How Science Works — Objecting to Evolution

How Science Works — Objecting to Evolution January 26, 2015

Screen Shot 2015-01-24 at 11.13.53 AMHow does science really work? Is it a game played behind closed doors by a special clan of credentialed folks who have created a society in which no one can criticize their central ideas? Or is it a game played on the open market for all to see? That is the question Denis Alexander is posing in his chapter called “Objection to Evolution” in the book Creation or Evolution: Do We Have to Choose?

Regardless of what many say in public or behind pulpits or on blogs, Alexander’s faith in the integrity of the scientific field is firm. Here are some important words from Alexander, words I have found confirmed every time I have talked to a scientist:

Science thrives in open societies where dissent and discussion are encouraged, but tends to shrivel or perhaps never gets going properly in the first place where the opposite is the case (154).

How do we know science is done in an open society? What experiences do we have of scientists changing their minds on the basis of evidence?

I have sometimes been told by critics outside the scientific community that there would never be any hope of publishing data that looked likely to subvert evolutionary theory, because evolution for biologists is a ‘holy cow’ that must be protected at all costs. In fact, exactly the opposite is the case. It is every biologist s dream to make discoveries that would upset some cherished theory (154).

Precisely, and the same game is played in Biblical studies. Scholars really do study hard; they really do work within the field and alongside others; they really do know what evidence and hypothesis and verification is all about; and they really do like to offer a proposal that will change the field.

Sadly, many church people don’t believe this about science, in spite of trusting science in other fields or for other topics, and such people sometimes make claims counter to what Alexander is saying, what he knows from experience, and which scientists too will confirm. Thus, he opines:

One of the deep mysteries of life – far more mysterious than the origins of the Ediacaran fauna – is why people spend their time going round churches telling people that they don’t believe evolutionary theory. If people wish to challenge a theory then that is an excellent and honourable path to follow in the best of scientific traditions. But there are
 well-established ways of carrying out a scientific critique and these involve the tough course of becoming a member of the scientific research community, and then finding and publishing results in peer-reviewed journals that may challenge a particular theory. That is how theory testing is done, and it is the only way that will win the respect of the scientific community. Public votes, popular articles, political pressures, campaigns or even sermons by famous preachers will have no effect on scientific opinion because that is not how science is done. So really serious objections to evolution, if there are any, have to be presented the tough but proper way, by publication of solid results in reputable scientific journals.

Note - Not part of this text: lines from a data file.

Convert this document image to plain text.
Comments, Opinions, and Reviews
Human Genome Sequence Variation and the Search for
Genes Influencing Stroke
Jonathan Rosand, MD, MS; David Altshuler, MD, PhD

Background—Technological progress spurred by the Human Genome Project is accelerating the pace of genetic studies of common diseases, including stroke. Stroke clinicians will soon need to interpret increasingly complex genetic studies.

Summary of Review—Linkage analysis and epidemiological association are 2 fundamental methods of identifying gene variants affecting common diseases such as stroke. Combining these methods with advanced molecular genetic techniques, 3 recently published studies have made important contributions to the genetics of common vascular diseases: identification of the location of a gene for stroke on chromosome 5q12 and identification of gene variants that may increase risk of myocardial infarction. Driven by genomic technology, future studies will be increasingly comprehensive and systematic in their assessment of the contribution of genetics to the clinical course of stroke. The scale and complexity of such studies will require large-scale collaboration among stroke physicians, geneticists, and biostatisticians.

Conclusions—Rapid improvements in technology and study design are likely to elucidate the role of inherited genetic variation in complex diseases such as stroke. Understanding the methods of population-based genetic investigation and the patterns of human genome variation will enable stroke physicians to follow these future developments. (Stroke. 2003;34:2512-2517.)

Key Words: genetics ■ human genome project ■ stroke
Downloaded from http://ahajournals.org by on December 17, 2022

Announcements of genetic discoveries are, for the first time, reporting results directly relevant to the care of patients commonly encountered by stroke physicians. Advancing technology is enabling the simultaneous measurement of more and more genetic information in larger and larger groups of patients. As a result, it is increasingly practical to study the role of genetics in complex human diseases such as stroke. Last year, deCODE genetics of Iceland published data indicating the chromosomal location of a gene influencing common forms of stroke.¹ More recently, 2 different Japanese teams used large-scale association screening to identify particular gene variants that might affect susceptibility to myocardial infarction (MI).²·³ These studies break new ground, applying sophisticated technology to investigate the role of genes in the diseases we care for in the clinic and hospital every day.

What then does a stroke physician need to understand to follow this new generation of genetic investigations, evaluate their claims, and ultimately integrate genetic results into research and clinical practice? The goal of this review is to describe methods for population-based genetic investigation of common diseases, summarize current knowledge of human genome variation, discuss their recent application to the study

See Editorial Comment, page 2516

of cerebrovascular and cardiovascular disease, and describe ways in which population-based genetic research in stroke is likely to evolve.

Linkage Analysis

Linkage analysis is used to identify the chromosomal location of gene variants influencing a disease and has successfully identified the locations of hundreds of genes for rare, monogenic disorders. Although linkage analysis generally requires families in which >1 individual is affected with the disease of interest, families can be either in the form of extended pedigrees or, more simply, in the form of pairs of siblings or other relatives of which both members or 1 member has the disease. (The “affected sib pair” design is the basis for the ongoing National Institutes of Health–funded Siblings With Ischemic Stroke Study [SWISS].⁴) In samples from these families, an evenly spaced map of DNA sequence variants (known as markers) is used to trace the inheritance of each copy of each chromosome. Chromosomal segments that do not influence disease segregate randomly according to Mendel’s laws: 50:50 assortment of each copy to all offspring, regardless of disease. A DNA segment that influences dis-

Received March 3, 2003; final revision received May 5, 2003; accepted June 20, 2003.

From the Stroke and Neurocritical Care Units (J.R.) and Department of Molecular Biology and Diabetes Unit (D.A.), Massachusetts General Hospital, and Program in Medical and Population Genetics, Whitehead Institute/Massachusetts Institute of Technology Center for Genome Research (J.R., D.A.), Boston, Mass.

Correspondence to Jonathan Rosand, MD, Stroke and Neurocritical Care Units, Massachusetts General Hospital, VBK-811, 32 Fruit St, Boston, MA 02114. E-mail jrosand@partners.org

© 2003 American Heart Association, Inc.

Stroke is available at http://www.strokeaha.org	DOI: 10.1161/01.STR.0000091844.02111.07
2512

Here is a typical claim that believes it is countering evolution:

Evolution is a chance process and this is incompatible with the God of the Bible bringing about his purposeful plan of creation.

Alexander’s response, and this is important:

It is intriguing that this question comes up so often because, taken as a whole, evolution is in no sense a chance process. Atheistic biologists like Richard Dawkins and Christian evolutionary biologists like Simon Conway Morris equally conclude that the evolutionary process is not a matter of chance. The point is sometimes missed that one of Dawkins s urns in writing his book The Blind Watchmaker, as he states in the preface, is ‘to destroy this eagerly believed myth that Darwinism is a theory of “chance” (156).

So if we look at the overall process of evolution, it is very far indeed from any notion of ‘metaphysical chance’. It is stringently regulated series of events in which food chains are built up in precisely defined ecological niches. The process has occurred in particular environments characterised by parameters such as cold and heat, light and darkness, wetness and dryness, with the constraints of gravity playing a key role in defining animal and plant sizes and shapes. There are good reasons why elephants don’t fly. And there are good reasons why the eye has evolved not once but many times during the process of evolution…. Therefore evolutionary mechanisms are nothing like the processes that we normally think of as ‘random’ in any ultimate sense (159).

The physical properties of the universe were defined in the very first few femtoseconds after the big bang, and the process of evolution depends utterly on that particular set of properties. Without them we would not be here (159).

So as Christians we can perceive the evolutionary process simply as the way that God has chosen to bring biological diversity into being, including us. That is the way things are and our task as scientists is to describe the way things are – what God has done in bringing this vast array of biological diversity into being (159).